00:44:29   but he still uses it because,

00:44:31   although he tries to do like internet broadcasts and stuff.

00:44:34   There's been a lot of,

00:44:35   a lot of people who are big in the podcast world

00:44:38   have tried to use a different word.

00:44:41   And I think-- what do you guys think of the word podcast?

00:44:46   I think it's fairly terrible.

00:44:48   And I think Apple was super duper lucky

00:44:50   that it caught on the way it did,

00:44:51   because Apple didn't coin it.

00:44:55   But it was so tied to Apple's product, the iPod,

00:44:58   that it was like a happy accident.

00:45:00   I guess we own this space.

00:45:01   The name of our product is practically in it.

00:45:04   I've never been bothered by it.

00:45:06   Not to say you guys are wrong, but it's never, ever, ever

00:45:09   bothered me in any capacity.

00:45:10   And I'm not the kind of person that says, you know,

00:45:14   Tumble log over Tumblr.

00:45:15   Or I might say photocopy.

00:45:17   I might say Xerox.

00:45:18   I might say tissue.

00:45:19   I might say Kleenex.

00:45:21   I never get pedantic about any of those sorts of things.

00:45:24   See, podcast is a lame word, though.

00:45:26   Like, I can see why people who broadcast--

00:45:28   like, because it pigeon holes you into, like,

00:45:30   you make things that people listen

00:45:32   to on iPods or similar devices.

00:45:34   And that is a narrow definition of what could possibly

00:45:37   be the future of broadcast, the future of audio programming, you know what I mean?

00:45:42   Like, that doesn't seem like that should be—

00:45:43   Well, but for a while, "blog" was that kind of word. You know, for a while, saying

00:45:48   that, like, if somebody else told you that you wrote for a blog, that was an insult.

00:45:54   But, like, "blog" has a useful definition. Podcast doesn't. Like, blog, if you look

00:46:00   up on something that tries to find a blog, it's not going to ever call the New York

00:46:04   Times a blog because it's not like a personal single voice publication, time-separated,

00:46:10   you know, linear stream of time-separated posts not divvied up into sections through

00:46:14   multiple authors or whatever. Like, a blog is distinct from, you know, just a website

00:46:19   or writing on the web, whereas podcasts is all-encompassing. If you make an audio program

00:46:23   that's not broadcast over analog radio but distributed through the internet instead,

00:46:27   it's like, well, you have a podcast.

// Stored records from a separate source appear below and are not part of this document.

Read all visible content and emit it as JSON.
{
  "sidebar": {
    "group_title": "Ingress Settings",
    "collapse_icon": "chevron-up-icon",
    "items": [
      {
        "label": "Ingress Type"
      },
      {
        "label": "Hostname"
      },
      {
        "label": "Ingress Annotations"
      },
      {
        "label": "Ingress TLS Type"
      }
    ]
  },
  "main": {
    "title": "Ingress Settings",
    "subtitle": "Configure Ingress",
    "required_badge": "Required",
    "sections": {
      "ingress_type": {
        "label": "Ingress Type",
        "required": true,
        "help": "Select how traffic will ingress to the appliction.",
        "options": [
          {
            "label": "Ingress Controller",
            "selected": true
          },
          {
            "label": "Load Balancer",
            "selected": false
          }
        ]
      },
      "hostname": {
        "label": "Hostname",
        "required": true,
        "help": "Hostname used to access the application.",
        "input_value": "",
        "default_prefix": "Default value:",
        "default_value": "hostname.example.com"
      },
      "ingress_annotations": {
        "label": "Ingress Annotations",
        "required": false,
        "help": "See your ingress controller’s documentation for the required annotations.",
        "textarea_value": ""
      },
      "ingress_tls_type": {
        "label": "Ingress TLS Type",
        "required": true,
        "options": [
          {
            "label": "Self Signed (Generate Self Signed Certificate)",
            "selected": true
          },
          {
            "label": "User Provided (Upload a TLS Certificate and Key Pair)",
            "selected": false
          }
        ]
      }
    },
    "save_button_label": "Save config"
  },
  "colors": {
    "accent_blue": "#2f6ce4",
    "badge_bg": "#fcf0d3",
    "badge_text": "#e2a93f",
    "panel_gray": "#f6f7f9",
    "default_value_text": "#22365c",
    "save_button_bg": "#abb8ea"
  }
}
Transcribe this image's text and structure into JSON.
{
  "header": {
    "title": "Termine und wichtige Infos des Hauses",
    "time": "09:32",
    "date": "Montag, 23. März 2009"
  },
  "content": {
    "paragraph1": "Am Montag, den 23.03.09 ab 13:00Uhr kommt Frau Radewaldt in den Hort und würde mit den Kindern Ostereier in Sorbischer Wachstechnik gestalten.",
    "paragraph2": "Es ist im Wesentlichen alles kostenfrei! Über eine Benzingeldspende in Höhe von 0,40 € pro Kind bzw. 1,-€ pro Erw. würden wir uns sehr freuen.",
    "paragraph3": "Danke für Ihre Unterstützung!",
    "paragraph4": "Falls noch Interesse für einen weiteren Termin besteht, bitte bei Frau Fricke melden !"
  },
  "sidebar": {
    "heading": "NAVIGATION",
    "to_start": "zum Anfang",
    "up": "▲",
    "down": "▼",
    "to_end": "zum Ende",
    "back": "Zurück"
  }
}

And I think that's why people don't like it.

00:46:32   See, I think podcasters don't like it.

00:46:36   I know people love podcasts about podcasts.

00:46:38   Podcasters don't like it because of the pretty bad

00:46:43   connotation it has of being low quality.

00:46:46   'Cause everyone's heard bad podcasts before

00:46:48   recorded by some people talking into their

00:46:51   built-in laptop mics for three hours about nothing.

00:46:55   Well, I guess that's not that far from what we're doing.

00:46:57   (laughing)

00:46:59   - I'm glad you called yourself out on that.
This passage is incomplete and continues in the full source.